Tal como o registo anterior, "Silver Tongue" (2020), o mais recente conjunto de canções deve muito ao relacionamento da cantautora com a artista visual Jenna Gribbon. Mas tem uma diferença decisiva: substitui as inquietações dominantes nesse alinhamento por uma estabilidade emocional inédita nesta discografia, o que torna "THIRSTIER" uma ode inesperada ao amor e à cumplicidade.
As primeiras audições dão conta de um álbum que contraria o velho clichê de que só o artista sofredor é capaz de criar uma obra inspirada. Antes pelo contrário: a alegria de uma vida a dois é orgulhosamente partilhada num dos títulos mais consistentes de TORRES, e também dos mais expansivos, explosivos e imediatos.
"Don't Go Puttin Wishes in My Head", o primeiro single, foi uma viragem que poucos esperariam para um hino de estádio na linha de uns The Killers (da melhor colheita), adaptado com convicção à linguagem de Mackenzie Scott. E essa grandiosidade prolonga-se por quase todo o disco, muito por culpa de uma produção que tanto dá espaço ao eléctrico como ao electrónico (este a vincar a segunda metade do alinhamento), dividida entre a autora, Rob Ellis e Peter Miles.
Descendências grunge e até industriais ("Keep the Devil Out", num final abrasivo, não anda longe dos Nine Inch Nails), já sugeridas noutros discos, têm carta branca para se disseminarem em canções quase sempre musculadas e orelhudas ("Constant Tomorrowland" e "Big Leap" são as excepções, elos de ligação com a folk meditativa de registos anteriores). A transição é especialmente brilhante em pérolas como "Drive Me", gritada a plenos pulmões entre riffs efervescentes, ou "Kiss the Corners" e "Hand in the Hair", com uma presença mais notória de sintetizadores.
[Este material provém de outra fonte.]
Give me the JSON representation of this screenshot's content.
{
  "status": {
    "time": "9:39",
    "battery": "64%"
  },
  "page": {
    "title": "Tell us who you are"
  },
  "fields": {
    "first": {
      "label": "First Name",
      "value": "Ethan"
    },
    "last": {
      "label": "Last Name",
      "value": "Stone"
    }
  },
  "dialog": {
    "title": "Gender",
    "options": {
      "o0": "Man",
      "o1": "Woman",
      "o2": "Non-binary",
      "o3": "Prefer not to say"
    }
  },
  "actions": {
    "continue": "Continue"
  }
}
Qualquer semelhança com algumas vozes ilustres da classe de 90 não será pura coincidência - de PJ Harvey a Liz Phair, dos Garbage às Breeders -, mas TORRES percorre aqui território mais personalizado do que derivativo. "The more of you I drink, the thirstier I get", entoa apaixonadamente na faixa-título, outro ponto alto no qual a devoção e a obsessão se confundem. Quem procurar um dos testemunhos rock mais poderosos dos últimos tempos fará bem em beber desta água...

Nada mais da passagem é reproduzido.